Sementara itu, di rumah kontrakan Yohana, Rojali tiba-tiba datang sambil menggendong Ratih yang masih lemah. Tanpa banyak bicara, ia langsung masuk ke kamar, menutup pintu rapat-rapat. Dengan penuh kehati-hatian, Rojali membuka pakaian Ratih satu per satu untuk memeriksa luka dan memastikan kondisinya aman.
“Bajingan! Mereka memberi obat bius sebanyak ini,” geram Rojali, rahangnya mengeras menahan amarah.
“Setan! Istriku diberi obat pelumpuh tulang,” desis Rojali penuh kemarahan.
Rojali memijat perlahan seluruh tubuh Ratih, sembari memusatkan tenaga dalamnya ke titik-titik vital.
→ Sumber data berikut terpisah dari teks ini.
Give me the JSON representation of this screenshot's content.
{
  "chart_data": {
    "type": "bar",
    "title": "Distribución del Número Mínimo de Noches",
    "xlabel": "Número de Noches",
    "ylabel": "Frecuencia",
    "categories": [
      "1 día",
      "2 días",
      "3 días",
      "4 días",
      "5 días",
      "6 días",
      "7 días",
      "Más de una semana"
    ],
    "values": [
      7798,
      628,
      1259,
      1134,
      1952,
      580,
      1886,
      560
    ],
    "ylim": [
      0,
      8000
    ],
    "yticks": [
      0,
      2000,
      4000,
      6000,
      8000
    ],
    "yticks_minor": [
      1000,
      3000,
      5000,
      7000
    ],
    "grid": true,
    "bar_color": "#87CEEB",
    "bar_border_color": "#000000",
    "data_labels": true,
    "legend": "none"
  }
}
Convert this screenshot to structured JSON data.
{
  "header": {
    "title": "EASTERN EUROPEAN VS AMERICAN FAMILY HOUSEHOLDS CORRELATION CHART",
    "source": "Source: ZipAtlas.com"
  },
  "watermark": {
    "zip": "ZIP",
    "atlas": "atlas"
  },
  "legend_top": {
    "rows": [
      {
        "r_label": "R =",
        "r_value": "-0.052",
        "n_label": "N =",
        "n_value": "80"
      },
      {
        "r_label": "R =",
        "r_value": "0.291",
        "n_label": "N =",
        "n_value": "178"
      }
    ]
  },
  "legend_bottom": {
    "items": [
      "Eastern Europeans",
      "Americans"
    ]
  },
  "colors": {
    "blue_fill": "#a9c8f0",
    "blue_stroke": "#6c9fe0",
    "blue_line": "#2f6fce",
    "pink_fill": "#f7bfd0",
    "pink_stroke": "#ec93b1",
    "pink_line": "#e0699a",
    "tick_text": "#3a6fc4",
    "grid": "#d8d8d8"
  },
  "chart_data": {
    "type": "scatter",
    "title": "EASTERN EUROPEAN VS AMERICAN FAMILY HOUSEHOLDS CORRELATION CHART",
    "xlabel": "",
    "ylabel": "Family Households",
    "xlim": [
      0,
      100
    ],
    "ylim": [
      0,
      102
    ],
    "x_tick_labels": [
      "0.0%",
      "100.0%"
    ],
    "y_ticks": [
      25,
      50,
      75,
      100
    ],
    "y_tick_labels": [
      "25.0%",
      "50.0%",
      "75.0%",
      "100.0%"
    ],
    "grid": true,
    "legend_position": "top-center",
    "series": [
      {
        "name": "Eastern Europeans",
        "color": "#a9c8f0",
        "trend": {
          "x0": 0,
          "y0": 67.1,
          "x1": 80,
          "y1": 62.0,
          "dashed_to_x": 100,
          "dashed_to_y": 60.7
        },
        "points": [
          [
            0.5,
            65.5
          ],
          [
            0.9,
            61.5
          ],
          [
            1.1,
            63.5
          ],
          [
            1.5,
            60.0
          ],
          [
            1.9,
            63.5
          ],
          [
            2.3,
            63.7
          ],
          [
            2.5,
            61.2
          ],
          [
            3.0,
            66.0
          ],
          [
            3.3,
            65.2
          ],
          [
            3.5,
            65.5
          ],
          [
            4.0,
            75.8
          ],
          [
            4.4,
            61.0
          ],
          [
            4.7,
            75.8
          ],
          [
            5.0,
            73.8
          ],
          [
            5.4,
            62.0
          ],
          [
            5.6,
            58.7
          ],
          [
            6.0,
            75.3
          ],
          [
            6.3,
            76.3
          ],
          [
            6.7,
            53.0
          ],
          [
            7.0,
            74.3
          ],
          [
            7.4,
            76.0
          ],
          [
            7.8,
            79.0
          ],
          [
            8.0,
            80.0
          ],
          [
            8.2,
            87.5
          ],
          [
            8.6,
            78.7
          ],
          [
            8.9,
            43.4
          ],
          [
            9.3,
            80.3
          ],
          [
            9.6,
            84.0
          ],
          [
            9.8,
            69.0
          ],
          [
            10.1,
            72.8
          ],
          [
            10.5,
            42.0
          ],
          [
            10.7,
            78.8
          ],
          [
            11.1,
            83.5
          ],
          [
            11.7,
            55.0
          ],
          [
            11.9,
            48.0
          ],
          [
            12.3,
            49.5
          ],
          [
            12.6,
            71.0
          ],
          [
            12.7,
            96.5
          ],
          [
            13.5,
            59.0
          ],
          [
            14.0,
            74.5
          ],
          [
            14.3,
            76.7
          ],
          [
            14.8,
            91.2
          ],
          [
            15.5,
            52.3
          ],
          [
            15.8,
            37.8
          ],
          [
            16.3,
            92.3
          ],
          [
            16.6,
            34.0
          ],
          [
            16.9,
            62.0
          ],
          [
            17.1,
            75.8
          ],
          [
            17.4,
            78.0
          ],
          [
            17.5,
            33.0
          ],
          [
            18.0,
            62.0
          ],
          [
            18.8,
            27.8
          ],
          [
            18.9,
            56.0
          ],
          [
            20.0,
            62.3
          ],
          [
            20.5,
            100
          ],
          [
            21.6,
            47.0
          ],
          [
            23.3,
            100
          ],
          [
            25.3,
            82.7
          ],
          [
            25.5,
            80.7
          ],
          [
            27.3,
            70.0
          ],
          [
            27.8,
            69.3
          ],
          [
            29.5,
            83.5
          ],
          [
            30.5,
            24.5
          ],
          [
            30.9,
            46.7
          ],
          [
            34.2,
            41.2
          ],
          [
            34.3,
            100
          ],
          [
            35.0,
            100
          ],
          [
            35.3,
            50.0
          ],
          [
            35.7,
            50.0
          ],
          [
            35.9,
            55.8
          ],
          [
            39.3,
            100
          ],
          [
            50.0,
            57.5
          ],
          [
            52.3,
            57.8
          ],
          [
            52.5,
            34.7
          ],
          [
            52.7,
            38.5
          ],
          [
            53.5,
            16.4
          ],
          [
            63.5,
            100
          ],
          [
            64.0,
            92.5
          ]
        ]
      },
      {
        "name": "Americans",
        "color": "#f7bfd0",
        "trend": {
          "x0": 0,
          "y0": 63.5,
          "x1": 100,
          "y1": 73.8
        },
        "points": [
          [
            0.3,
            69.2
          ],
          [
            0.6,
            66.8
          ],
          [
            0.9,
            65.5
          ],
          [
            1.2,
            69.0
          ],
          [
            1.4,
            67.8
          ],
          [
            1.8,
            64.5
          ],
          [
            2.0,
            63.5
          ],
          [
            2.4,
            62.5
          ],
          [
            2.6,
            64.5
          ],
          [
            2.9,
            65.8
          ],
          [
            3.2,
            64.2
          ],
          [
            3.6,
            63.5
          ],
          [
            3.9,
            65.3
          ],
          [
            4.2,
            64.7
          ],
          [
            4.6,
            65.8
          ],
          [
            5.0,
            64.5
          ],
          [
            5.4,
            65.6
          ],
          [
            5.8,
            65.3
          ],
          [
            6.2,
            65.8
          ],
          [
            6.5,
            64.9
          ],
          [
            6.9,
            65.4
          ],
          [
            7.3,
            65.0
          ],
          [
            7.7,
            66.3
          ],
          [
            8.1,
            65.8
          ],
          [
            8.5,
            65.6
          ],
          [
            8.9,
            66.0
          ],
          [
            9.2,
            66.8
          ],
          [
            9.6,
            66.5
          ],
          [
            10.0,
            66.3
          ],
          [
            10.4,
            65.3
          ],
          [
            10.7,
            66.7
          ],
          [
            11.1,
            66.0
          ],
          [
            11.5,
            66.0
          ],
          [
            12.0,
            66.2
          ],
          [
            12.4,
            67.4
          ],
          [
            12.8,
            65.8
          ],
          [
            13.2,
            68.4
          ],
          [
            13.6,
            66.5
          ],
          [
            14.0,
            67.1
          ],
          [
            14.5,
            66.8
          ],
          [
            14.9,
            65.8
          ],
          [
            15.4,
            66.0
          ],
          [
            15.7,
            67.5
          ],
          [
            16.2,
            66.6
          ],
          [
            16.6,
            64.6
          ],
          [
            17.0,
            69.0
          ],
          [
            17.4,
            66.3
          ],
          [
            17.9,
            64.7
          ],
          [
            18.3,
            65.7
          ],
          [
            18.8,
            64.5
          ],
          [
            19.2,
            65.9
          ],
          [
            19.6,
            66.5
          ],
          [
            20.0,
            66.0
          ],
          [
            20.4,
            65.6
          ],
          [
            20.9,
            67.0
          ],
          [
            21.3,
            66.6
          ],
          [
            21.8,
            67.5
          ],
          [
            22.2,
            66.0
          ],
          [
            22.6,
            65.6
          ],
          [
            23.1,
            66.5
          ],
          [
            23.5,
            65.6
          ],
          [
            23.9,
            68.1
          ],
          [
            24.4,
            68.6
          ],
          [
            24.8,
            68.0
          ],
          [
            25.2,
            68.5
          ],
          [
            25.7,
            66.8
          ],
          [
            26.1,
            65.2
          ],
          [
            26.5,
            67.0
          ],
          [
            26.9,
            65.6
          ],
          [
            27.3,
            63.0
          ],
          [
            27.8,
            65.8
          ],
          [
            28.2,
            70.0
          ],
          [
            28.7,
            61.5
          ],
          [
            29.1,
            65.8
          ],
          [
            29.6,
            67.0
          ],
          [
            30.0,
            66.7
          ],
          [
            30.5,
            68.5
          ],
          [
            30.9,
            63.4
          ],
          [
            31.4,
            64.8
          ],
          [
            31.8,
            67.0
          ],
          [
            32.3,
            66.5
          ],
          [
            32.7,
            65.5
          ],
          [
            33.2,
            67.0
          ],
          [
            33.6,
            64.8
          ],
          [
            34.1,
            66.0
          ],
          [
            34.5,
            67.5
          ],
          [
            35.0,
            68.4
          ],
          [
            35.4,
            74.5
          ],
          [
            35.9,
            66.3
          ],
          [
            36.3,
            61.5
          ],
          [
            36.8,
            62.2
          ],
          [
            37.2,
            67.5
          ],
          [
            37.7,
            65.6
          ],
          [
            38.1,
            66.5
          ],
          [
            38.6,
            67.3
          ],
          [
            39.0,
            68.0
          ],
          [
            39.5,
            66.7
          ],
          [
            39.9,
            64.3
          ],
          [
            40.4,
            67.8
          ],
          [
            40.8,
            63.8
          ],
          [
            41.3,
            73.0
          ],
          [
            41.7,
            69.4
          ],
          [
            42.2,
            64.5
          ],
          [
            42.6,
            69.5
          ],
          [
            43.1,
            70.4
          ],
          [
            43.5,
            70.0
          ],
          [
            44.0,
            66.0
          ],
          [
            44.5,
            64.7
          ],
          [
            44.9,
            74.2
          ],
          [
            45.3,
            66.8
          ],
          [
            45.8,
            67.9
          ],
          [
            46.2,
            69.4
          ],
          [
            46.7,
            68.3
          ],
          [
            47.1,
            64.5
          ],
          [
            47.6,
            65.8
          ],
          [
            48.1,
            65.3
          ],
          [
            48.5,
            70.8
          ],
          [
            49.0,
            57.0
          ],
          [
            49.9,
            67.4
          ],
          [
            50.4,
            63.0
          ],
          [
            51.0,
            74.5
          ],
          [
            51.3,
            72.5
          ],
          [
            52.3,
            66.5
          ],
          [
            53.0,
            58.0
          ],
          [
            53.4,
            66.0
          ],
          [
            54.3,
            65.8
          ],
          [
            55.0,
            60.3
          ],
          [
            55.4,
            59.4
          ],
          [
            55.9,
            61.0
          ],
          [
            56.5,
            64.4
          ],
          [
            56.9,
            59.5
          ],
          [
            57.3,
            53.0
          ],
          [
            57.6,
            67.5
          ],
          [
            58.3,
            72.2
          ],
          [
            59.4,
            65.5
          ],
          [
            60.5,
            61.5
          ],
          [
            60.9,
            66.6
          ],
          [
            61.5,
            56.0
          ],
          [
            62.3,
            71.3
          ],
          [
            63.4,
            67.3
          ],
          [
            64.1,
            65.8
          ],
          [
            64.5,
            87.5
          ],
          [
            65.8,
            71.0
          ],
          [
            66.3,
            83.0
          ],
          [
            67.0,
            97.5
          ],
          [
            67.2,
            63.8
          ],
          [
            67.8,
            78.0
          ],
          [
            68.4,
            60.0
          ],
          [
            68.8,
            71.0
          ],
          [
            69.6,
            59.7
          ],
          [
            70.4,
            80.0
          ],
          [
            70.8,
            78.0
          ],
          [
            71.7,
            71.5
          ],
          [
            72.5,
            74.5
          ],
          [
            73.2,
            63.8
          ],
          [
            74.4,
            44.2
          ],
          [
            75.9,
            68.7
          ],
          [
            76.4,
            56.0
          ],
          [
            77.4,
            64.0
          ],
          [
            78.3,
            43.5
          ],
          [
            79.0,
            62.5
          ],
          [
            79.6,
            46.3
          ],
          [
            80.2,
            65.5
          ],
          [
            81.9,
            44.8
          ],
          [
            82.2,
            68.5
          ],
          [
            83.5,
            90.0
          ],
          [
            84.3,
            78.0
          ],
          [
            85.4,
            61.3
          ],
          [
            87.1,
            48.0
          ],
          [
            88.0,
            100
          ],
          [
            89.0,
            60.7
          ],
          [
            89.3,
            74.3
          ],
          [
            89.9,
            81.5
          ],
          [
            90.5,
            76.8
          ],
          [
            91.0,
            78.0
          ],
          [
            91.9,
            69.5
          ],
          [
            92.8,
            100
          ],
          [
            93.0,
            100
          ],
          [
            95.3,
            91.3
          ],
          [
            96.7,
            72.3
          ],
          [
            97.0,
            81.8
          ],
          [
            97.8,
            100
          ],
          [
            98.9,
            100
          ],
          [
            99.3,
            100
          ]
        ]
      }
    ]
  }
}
Aliran energi hangat menyelimuti tubuh Ratih, hingga asap hitam pekat mulai keluar dari pori-porinya—racun yang perlahan terlepas.
“Ah…” Ratih mendesah pelan, asap hitam keluar dari mulutnya, disusul darah kental berwarna hitam. Keringat deras mengucur, tubuhnya gemetar, desahannya lirih menahan rasa sakit.
Yohana yang menunggu di luar mulai merasa kesal. Ia mondar-mandir gelisah, lalu menghela napas panjang.
“Kalian memang keterlaluan. Aku baru saja ditinggal nikah, tapi kalian malah bermesraan di dalam,” gumamnya dengan nada jengkel, meski ia tahu tak sepenuhnya benar.
Rojali keluar dari kamar dengan keringat mengucur deras di wajah dan lehernya. Nafasnya sedikit terengah, namun matanya tetap tajam dan waspada.
“Bos, tolong pinjamkan baju untuk istriku,” ucapnya singkat.
Yohana mendengus, lalu mengangkat alis. “Ah, kamu ini, Rojali. Teganya! Aku baru saja ditinggal nikah, masih jomblo dan galau, eh kalian malah bermesraan di rumahku,” gerutunya sambil menyerahkan handuk dan baju bersih. Meski kesal, ia seolah sudah mengerti apa yang dibutuhkan sahabatnya itu.
Rojali hanya menanggapinya dengan senyuman tipis. “Sudahlah, Bos. Nanti kita bahas semuanya, termasuk daftar pria perkasa yang kamu punya.”
Setelah itu, Rojali kembali masuk ke kamar. Beberapa menit kemudian, ia keluar dan duduk di ruang tamu bersama Yohana.
“Sebenarnya, apa yang terjadi, Rojali?” tanya Yohana serius, kali ini dengan nada cemas.
Rojali pun menceritakan secara singkat kekacauan yang terjadi di kediaman keluarga Lesmana.
Mata Yohana langsung membelalak. “Rojali, kamu sudah mengguncang negara ini! Kekacauan besar pasti menyusul. Kita harus pergi… sebaiknya ke luar negeri sebelum segalanya meledak!” ucapnya panik.